Take what is useful from every discipline and throw the rest away. [Click here to tweet this]
I think this is great advice for any aspiring blogger, web developer, or internet marketer. You could look at where I have found success and try and duplicate it. Though the road I walked down is not necessarily the road for you. However, if you can take what you do find useful, and then apply it to your own business, you will adapt and find success on your own.
What are your favorite online resources as a blogger?
However, one of my favorite resources is Amazon. Or to be more specific, Amazon Books. For around $50, I can buy around 10 to 15 books on a subject and gain enough knowledge on a subject that I could write a book on it myself.
As the saying goes, Knowledge is Power, and there is a wealth of knowledge available on Amazon.
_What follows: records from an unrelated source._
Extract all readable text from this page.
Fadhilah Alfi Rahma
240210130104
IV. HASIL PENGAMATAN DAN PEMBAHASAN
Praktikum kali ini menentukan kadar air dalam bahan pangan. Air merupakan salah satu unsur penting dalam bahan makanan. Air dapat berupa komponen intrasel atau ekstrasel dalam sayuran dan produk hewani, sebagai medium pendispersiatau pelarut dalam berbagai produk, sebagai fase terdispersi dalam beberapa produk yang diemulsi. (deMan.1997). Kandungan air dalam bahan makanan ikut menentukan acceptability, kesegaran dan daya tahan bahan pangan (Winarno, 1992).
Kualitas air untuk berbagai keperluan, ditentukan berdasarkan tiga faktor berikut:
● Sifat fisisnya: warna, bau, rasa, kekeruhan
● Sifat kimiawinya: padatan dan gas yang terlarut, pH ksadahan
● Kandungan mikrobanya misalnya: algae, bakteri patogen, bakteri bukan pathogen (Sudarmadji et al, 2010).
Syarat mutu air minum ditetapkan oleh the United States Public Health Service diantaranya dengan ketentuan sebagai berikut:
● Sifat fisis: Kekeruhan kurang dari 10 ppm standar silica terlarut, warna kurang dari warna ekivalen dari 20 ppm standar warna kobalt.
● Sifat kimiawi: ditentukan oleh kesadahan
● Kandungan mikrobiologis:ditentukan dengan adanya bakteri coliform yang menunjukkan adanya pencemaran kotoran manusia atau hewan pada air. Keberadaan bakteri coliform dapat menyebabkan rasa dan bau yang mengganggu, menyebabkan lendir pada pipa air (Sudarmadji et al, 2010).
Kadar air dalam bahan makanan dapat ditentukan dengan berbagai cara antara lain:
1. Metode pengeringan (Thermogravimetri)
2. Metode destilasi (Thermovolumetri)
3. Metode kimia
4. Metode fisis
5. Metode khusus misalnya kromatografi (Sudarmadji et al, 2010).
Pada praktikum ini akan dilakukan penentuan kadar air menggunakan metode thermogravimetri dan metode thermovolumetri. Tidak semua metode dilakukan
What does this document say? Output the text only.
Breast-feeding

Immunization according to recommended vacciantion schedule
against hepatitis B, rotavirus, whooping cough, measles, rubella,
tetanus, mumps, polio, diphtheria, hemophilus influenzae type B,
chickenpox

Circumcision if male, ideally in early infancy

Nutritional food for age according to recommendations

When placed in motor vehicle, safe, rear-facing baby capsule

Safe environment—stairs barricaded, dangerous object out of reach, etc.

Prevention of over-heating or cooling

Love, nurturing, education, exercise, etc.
You could become an expert on almost any subject by buying good books and spending time reading them.
That is powerful, and as a blogger, that is a quality that is going to set you apart from others.
Finally, where can people find you online?
I publish my thoughts, and share advice, through my personal blog KevinMuldoon.com. I have social media accounts for Google+, Twitter, and Facebook too. While I do check them every week, I am not very active on any of them.
If you want to get in touch with me and ask me some questions, drop by my internet marketing forum Rise Forums. The forum is free to join and it has many active members who are bloggers, developers, designers, affiliate marketers and more. I hang out there every day, so it is the most practical way of getting in touch with me.
Thanks so much for taking the time to do this interview, Kevin.